Tom has 9 years of experience as an IBM software architect and developer, and is currently working for IBM Lotus. Focus is on modularity and OSGi Framework design and development. He is the lead developer for the Equinox OSGi Framework implementation in Eclipse. He is a participant in the OSGi specification process. In particular, he has participated in specifying the modularity features of the OSGi R4 and R4.1 specification. He has a Bachelor of Science in Computer Science from the University of Texas El Paso.

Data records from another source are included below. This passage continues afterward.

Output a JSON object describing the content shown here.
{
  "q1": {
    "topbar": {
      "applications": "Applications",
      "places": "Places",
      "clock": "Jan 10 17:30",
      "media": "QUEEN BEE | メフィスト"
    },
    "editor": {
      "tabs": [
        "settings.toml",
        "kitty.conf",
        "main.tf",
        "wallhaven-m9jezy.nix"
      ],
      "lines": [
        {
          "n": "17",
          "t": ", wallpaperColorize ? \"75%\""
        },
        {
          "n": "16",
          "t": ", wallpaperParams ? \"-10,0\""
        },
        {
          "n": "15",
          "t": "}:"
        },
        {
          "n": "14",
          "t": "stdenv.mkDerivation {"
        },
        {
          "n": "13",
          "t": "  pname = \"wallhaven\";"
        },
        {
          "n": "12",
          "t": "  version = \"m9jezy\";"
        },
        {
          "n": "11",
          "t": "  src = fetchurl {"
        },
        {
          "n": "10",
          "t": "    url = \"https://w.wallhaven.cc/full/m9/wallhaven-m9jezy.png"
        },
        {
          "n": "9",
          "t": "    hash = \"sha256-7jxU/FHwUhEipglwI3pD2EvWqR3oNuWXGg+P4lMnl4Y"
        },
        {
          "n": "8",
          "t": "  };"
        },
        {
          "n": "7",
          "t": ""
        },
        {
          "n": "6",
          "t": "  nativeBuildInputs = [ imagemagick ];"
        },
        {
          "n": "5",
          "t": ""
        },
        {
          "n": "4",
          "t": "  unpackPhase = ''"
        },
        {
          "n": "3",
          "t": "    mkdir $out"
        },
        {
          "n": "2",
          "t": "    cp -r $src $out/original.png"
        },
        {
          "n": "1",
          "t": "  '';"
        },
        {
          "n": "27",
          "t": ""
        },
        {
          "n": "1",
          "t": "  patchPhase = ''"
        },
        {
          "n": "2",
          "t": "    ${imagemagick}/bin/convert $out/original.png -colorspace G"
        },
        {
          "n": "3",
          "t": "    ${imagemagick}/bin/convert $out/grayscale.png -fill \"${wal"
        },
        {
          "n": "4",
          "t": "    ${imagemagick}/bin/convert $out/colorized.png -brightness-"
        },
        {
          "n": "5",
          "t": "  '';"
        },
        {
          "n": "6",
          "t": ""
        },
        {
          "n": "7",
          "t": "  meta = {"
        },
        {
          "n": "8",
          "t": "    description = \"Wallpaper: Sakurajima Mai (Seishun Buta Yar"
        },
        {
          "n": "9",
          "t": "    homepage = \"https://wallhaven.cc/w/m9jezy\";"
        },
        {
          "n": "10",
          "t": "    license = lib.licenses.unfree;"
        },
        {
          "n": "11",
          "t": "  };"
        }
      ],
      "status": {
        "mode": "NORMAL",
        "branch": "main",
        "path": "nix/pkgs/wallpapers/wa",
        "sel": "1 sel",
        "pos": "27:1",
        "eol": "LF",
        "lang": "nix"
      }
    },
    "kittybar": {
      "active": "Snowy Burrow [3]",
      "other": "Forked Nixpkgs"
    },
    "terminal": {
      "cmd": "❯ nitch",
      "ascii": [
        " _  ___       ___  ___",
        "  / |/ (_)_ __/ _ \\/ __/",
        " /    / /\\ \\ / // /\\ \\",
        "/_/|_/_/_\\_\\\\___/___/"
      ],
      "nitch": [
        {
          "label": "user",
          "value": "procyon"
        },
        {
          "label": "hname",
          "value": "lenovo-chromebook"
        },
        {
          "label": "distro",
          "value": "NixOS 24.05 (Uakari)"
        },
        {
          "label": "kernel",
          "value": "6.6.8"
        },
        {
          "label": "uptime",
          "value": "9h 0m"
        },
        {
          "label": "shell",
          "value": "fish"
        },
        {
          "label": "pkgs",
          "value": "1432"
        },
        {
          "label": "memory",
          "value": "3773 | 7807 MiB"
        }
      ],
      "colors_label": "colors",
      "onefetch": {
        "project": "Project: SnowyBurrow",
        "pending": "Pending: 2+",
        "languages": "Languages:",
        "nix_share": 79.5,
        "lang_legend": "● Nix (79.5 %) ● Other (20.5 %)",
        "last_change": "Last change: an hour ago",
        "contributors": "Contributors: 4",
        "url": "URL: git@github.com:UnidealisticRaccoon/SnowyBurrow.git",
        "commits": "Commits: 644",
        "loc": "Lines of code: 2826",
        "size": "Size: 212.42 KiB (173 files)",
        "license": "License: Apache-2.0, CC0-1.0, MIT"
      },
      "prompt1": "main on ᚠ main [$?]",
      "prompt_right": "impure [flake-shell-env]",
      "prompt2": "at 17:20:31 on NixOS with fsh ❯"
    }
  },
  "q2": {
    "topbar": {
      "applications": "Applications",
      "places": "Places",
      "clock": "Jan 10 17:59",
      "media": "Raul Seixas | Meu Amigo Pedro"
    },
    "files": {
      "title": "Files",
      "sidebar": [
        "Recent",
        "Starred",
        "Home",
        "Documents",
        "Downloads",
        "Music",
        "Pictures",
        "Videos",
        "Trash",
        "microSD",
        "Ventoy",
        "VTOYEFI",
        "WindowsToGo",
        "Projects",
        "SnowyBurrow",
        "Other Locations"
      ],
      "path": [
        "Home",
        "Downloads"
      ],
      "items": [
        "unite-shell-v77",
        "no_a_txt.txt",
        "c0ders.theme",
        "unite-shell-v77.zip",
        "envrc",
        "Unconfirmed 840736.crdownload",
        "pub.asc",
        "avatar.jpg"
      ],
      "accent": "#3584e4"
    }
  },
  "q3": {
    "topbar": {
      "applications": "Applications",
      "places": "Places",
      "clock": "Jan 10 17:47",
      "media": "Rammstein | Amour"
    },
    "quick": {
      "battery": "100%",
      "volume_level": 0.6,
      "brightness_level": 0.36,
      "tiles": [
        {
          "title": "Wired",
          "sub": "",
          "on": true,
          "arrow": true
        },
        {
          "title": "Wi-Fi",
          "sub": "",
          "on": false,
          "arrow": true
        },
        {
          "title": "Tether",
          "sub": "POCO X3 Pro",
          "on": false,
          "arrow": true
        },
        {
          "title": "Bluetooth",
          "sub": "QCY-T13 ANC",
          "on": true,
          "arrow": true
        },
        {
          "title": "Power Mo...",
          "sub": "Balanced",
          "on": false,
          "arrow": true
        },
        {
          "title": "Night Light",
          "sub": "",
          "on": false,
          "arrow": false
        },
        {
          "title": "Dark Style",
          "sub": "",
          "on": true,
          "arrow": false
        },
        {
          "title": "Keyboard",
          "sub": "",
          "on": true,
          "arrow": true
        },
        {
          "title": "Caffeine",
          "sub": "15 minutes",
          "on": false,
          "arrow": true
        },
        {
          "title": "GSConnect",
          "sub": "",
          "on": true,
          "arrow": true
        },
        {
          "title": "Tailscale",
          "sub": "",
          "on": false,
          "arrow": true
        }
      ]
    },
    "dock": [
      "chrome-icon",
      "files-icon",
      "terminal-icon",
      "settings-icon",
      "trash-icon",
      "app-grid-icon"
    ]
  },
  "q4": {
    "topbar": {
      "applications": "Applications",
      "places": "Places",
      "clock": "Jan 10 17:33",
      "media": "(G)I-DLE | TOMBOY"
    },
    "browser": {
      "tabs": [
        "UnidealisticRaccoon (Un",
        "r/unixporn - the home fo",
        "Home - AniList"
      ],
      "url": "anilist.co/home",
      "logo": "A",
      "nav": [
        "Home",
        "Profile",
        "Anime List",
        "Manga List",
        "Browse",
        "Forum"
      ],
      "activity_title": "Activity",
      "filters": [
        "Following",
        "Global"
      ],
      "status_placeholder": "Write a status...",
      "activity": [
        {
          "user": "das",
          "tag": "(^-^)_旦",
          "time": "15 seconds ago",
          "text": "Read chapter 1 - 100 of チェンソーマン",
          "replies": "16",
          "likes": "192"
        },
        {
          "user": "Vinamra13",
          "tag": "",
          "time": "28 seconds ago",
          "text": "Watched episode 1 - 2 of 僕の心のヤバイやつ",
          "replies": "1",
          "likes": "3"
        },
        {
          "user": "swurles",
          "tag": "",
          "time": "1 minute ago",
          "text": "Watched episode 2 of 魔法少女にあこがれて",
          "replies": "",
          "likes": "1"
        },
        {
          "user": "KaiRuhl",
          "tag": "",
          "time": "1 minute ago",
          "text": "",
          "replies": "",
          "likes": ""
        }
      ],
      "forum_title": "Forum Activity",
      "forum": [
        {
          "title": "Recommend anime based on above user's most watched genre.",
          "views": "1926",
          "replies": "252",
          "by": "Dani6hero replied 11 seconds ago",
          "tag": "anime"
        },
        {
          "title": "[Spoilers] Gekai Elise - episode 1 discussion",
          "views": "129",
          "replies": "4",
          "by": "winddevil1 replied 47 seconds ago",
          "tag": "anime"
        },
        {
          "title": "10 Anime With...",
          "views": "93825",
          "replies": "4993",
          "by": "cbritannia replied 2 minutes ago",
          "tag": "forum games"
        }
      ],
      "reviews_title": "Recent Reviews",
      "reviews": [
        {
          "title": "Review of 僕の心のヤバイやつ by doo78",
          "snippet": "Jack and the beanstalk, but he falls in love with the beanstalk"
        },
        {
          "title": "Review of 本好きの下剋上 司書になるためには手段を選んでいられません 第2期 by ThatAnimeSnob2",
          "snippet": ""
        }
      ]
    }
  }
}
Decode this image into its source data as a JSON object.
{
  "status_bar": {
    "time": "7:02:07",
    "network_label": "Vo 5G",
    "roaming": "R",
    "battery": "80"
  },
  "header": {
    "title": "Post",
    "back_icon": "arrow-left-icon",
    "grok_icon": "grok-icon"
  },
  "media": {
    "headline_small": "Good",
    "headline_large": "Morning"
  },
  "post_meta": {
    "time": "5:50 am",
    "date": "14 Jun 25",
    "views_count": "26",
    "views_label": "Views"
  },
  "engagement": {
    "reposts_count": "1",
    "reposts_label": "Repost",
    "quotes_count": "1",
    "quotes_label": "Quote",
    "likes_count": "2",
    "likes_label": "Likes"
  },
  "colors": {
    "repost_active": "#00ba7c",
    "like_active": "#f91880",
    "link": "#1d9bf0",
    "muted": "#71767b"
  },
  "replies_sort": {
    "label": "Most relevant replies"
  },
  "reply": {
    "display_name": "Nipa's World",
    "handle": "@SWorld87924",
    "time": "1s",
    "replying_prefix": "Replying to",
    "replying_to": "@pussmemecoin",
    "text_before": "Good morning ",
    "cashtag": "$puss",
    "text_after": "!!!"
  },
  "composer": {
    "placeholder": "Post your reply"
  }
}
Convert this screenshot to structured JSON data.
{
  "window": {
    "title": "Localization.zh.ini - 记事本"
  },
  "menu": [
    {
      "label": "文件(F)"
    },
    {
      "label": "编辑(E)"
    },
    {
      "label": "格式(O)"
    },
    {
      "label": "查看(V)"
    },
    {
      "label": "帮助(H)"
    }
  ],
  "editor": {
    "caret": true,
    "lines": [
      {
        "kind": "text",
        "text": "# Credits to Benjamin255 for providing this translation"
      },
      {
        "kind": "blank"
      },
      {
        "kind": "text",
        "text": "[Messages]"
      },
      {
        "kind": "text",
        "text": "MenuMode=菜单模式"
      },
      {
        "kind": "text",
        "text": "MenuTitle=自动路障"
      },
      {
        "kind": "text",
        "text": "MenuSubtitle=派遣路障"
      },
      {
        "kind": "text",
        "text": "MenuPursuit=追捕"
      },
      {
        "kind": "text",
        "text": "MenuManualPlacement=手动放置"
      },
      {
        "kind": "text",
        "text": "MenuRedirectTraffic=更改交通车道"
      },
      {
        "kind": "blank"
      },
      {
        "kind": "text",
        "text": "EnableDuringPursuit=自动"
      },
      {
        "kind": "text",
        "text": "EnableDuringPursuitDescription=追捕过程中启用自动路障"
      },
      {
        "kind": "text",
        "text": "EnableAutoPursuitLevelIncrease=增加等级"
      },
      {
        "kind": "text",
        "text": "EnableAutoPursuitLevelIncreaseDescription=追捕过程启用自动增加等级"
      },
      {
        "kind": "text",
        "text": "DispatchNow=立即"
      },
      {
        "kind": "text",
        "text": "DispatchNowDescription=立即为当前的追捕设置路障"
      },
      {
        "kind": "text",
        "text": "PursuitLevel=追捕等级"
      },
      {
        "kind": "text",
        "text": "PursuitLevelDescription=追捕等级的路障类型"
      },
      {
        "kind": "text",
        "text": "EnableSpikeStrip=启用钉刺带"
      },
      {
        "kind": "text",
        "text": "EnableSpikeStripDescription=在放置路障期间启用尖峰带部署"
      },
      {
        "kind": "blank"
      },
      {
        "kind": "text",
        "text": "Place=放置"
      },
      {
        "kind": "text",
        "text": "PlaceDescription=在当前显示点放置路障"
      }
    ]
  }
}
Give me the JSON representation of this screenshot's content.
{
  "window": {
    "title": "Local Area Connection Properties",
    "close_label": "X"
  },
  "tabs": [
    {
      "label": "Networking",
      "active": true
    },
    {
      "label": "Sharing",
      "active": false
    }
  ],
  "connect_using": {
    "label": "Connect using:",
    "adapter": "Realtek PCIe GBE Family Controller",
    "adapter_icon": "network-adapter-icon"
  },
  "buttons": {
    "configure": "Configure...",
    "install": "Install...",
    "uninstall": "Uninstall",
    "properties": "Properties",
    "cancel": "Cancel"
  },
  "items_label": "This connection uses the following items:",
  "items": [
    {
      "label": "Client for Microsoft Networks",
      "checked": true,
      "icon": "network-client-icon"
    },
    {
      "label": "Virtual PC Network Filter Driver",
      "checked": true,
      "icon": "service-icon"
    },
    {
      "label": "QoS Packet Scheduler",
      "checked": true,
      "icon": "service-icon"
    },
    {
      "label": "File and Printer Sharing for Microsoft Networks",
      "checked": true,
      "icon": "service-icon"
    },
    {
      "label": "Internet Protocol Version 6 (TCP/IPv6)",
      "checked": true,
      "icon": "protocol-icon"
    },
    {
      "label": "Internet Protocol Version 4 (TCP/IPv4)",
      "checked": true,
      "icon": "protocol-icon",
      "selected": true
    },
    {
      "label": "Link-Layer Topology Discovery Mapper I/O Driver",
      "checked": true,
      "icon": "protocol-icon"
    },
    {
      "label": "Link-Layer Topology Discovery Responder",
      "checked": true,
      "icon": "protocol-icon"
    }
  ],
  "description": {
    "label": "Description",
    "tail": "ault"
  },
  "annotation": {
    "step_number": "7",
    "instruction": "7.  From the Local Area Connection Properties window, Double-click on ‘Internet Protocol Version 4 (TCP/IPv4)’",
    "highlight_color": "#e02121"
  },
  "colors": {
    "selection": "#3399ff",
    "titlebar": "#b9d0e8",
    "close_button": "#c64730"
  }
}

Chris was born in The Netherlands, obtained a MsC at the Vrije Universiteit of Amsterdam and a PhD at the Erasmus University of Rotterdam. At both IBM T.J. Watson Research Center and Morgan-Stanley, Chris worked on tools for user interfaces, component infrastructures, program analysis, debugging, visualization, compression, and optimization. He led the OTI Amsterdam lab for 3.5 years, working on WebSphere Studio Device Developer. He worked with IBM Rational in Ottawa on Java runtimes and Eclipse and in RTP on Eclipse Performance. Currently he works on EGL, IBM's 4GL solution.